2. All the glue Tasks are in the glue_tasks array but since we don't have enough compute time we have to split up the glue_tasks.
3. Put the tasks that you are finetuning on in test_tasks array
4. Run all the cells and report your eval score in the shared google sheet

In [None]:
import random
import numpy as np
import torch
from transformers import set_seed

In [2]:
seed = random.randrange(2**32)
print(f"🔢 Using random seed: {seed}")

# Seed all RNGs
random.seed(seed)
np.random.seed(seed)
torch.manual_seed(seed)
if torch.cuda.is_available():
    torch.cuda.manual_seed_all(seed)
set_seed(seed)  # also seeds Hugging Face’s Trainer internals

🔢 Using random seed: 1316945282


In [3]:
# Cell 1: Install dependencies (don’t upgrade CUDA‑linked packages)
!pip install transformers datasets evaluate box



In [4]:
# Cell 2: Imports
from datasets import load_dataset
import evaluate
from transformers import (
    AutoTokenizer,
    AutoModelForSequenceClassification,
    DataCollatorWithPadding,
    TrainingArguments,
    Trainer,
)
import numpy as np
import pandas as pd

In [5]:
glue_tasks = [
    "cola", "sst2", "mrpc", "qqp", "mnli",
    "qnli", "rte", "stsb", "wnli"
]

test_tasks = [
    "cola", "sst2"
]

base_args = {
    "model_name_or_path":          "distilbert-base-uncased",
    "max_seq_length":              128,
    "per_device_train_batch_size": 32,
    "per_device_eval_batch_size":  64,
    "learning_rate":               2e-5,
    "num_train_epochs":            3,
    "logging_steps":               50,
    "weight_decay":                0.01,
    "save_steps":                  500,
    "output_dir":                  "./glue-results",  # subfolders per task
}

In [6]:
all_results = {}
best_metrics = {
    "cola": "matthews_correlation",
    "sst2": "accuracy",
    "mrpc": "f1",
    "qqp": "f1",
    "mnli": "accuracy",
    "qnli": "accuracy",
    "rte": "accuracy",
    "wnli": "accuracy",
    "stsb": "pearson",
}


for task in test_tasks:
    print(f"\n===== TASK: {task.upper()} =====")
    args = base_args.copy()
    args["task_name"]  = task
    args["output_dir"] = f"{base_args['output_dir']}/{task}"

    # 1) Load data & metric
    ds     = load_dataset("glue", args["task_name"])
    metric = evaluate.load("glue", args["task_name"])
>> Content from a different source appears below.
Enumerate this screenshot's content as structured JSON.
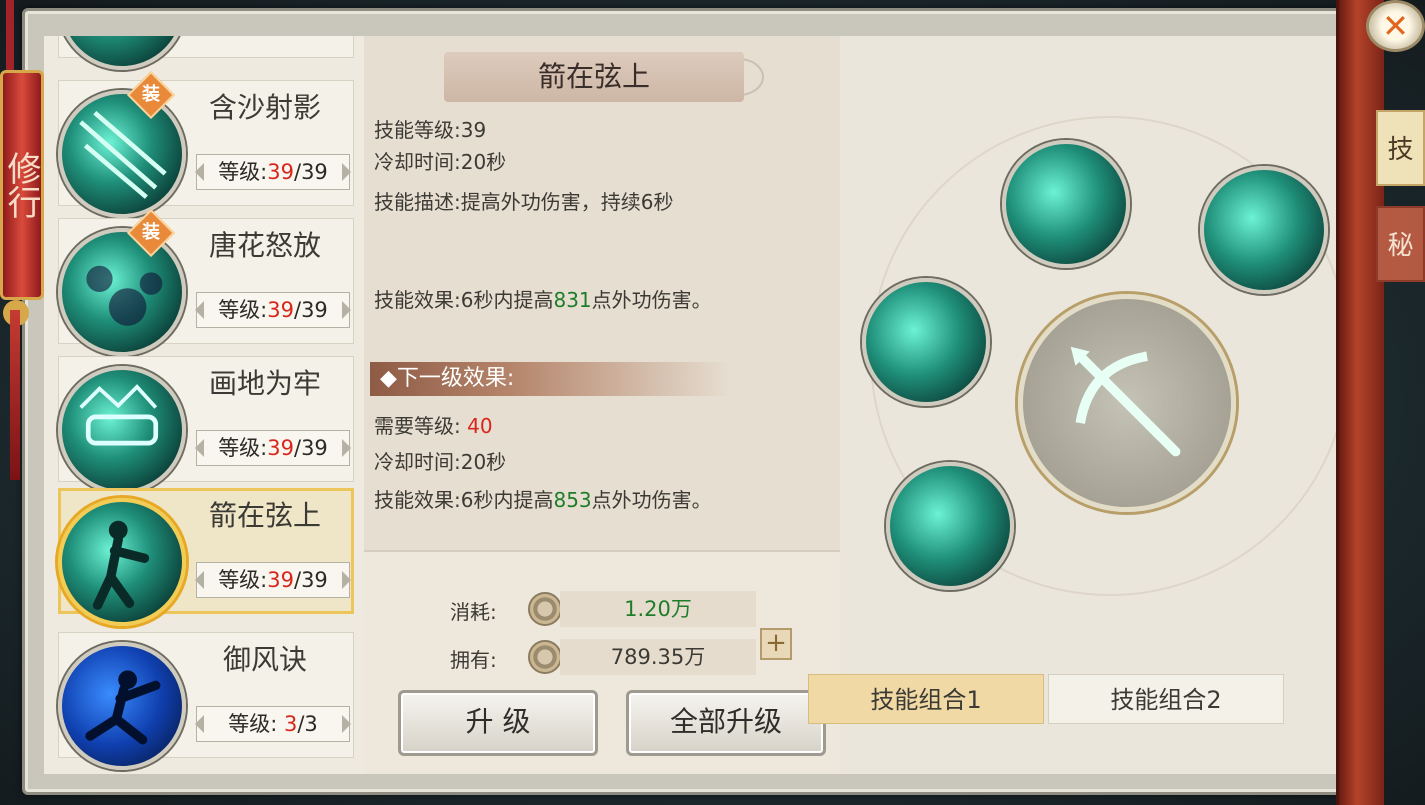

    # 2) Tokenizer & collator
    tokenizer     = AutoTokenizer.from_pretrained(args["model_name_or_path"])
    data_collator = DataCollatorWithPadding(tokenizer)

    # 3) Preprocess
    def preprocess_fn(ex):
        if args["task_name"] in ("sst2", "cola", "stsb"):
            return tokenizer(
                ex["sentence"],
                truncation=True,
                padding="max_length",
                max_length=args["max_seq_length"]
            )
        if args["task_name"] == "mnli":
            return tokenizer(
                ex["premise"], ex["hypothesis"],
                truncation=True,
                padding="max_length",
                max_length=args["max_seq_length"]
            )
        return tokenizer(
            ex["sentence1"], ex["sentence2"],
            truncation=True,
            padding="max_length",
            max_length=args["max_seq_length"]
        )

    encoded = ds.map(preprocess_fn, batched=True)

    # 4) Model
    num_labels = 1 if args["task_name"] == "stsb" else ds["train"].features["label"].num_classes
    model      = AutoModelForSequenceClassification.from_pretrained(
                     args["model_name_or_path"],
                     num_labels=num_labels
                 )

    # 5) TrainingArguments
    metric_name = best_metrics[task]

    training_args = TrainingArguments(
        output_dir=args["output_dir"],
        seed=seed,
        per_device_train_batch_size=args["per_device_train_batch_size"],
        per_device_eval_batch_size=args["per_device_eval_batch_size"],
        learning_rate=args["learning_rate"],
        num_train_epochs=args["num_train_epochs"],
        logging_steps=args["logging_steps"],
        save_steps=args["save_steps"],
        eval_strategy="epoch",
        save_strategy="epoch",
        load_best_model_at_end=True,
        metric_for_best_model = metric_name,
        overwrite_output_dir=True,
    )

    # 6) Metrics function
    def compute_metrics(p):
        logits, labels = p
        if task == "stsb":
            preds = np.squeeze(logits)
        else:
            preds = np.argmax(logits, axis=-1)
        return metric.compute(predictions=preds, references=labels)

    # 7) Trainer setup
    trainer = Trainer(
        model=model,
        args=training_args,
        train_dataset=encoded["train"],
        eval_dataset=(
            encoded["validation_matched"] if task == "mnli"
            else encoded["validation"]
        ),
        tokenizer=tokenizer,
        data_collator=data_collator,
        compute_metrics=compute_metrics
    )

    # 8) Train & evaluate
    trainer.train()
    result = trainer.evaluate()
    all_results[task] = result



===== TASK: COLA =====


The secret `HF_TOKEN` does not exist in your Colab secrets.
To authenticate with the Hugging Face Hub, create a token in your settings tab (https://huggingface.co/settings/tokens), set it as secret in your Google Colab and restart your session.
You will be able to reuse this secret in all of your notebooks.
Please note that authentication is recommended but still optional to access public models or datasets.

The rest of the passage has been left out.